Categories:  Campus, University

Falcon chicks meet their namesakes at banding

 

Bob and Cheryl flap their wings on University Hall’s 28th floor ledge, getting ready to fly. But the Easters have already left the nest.

The two peregrine falcon chicks born on a 28th-floor ledge of University Hall this spring have been named for newly retired University of Illinois President Bob Easter and his wife, Cheryl. The honor was bestowed to recognize Easter’s 40 years of service to the university.

“We hope that this way, they’ll soar over our campus, keep watching over us, keep helping us and come back year after year as the falcons do,” said Chancellor Michael Amiridis.

The chicks were born to Nitz and Mouse, now in their third year of nesting at University Hall. The pair had four eggs, but only two hatched.

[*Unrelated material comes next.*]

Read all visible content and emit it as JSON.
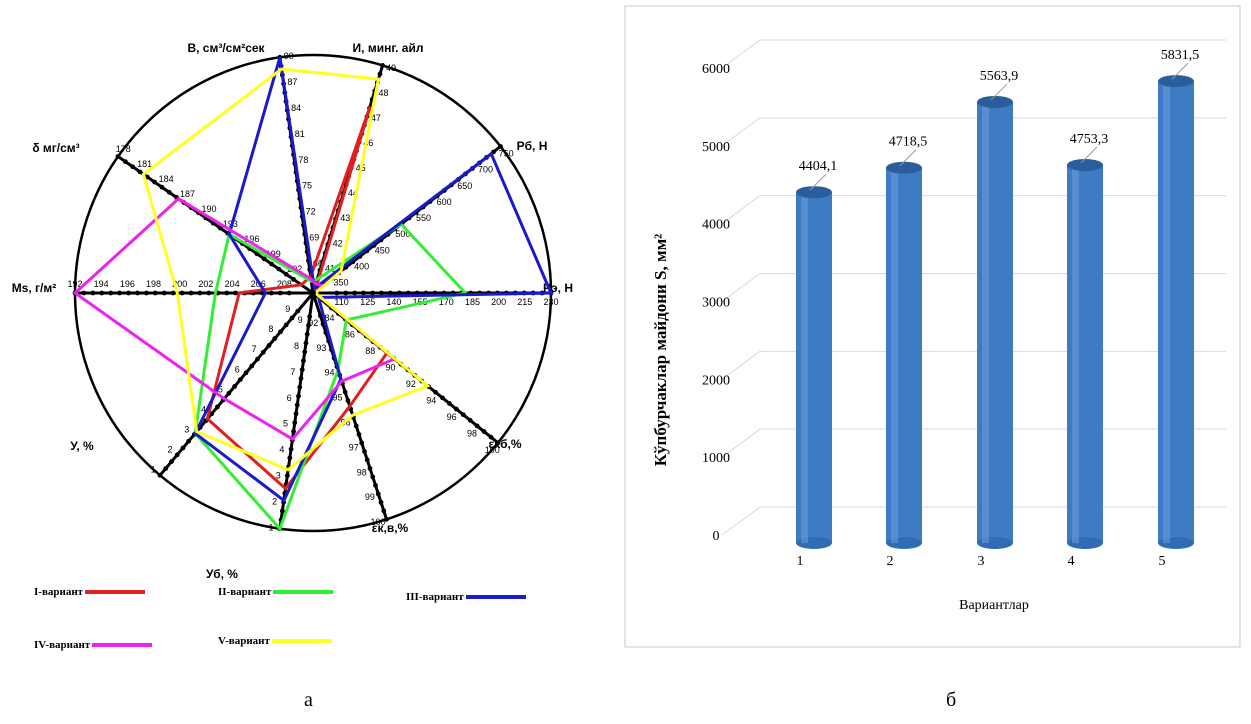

The Easters got the chance to hold the chicks June 5 when the birds were brought inside for banding and blood tests by Field Museum peregrine falcon experts.

“We thought it would be special to come out here, watch the banding and get to know Bob and Cheryl,” Bob Easter said.

“It was really cool to get to hold a wild animal,” said Cheryl Easter, already a falcon fan from watching them online.

“It was also helpful to have gloves on,” Bob Easter said with a laugh.

Peregrine falcons have called UH home for over 30 years. The falcons were classified as endangered in Illinois in 1973. Naturalists chose University Hall as a release site to reintroduce the species to the Midwest in 1986.

The falcons, taken off the federal threatened and endangered species list in 1999, were just removed from the Illinois list, said Mary Hennen, director of the Chicago Peregrine Program and collections assistant in the Field Museum’s bird division.

Falcon

One of the chick’s parents waits on the ledge. Photo: Roberta Dupuis-Devlin/UIC Photo Services

“Thirty years of work towards that is a relatively quick turnover,” she said.

Hennen and colleague Josh Engel wait 22 to 24 days after the chicks hatch before collecting them from the ledge. Small metal cuffs are placed around the chicks’ legs to help researchers identify the birds after they leave the nest for their life in the skies.

Hennen says the naming is an exciting part of the procedure. “When you’re naming them, you’re thanking people,” says Hennen. “It’s creating a link.”

Easter’s retirement gift from UIC also included a photo of last year’s falcons. UIS gave him a book about Abraham Lincoln; the Urbana-Champaign campus gift was a piece of marble with an engraved quotation from the university’s founding president.

Although they’re not quite ready to soar, the falcon chicks are flapping their wings at the nest as their flight feathers start to grow in. When they’re about 40 days old, the chicks will fly for the first time. They’ll leave the nest around the beginning of fall semester.

“The University of Illinois at Chicago is at a point, in some sense, where it’s like the falcons,” Easter said. “It’s ready to set out and explore the world, to have its own life.”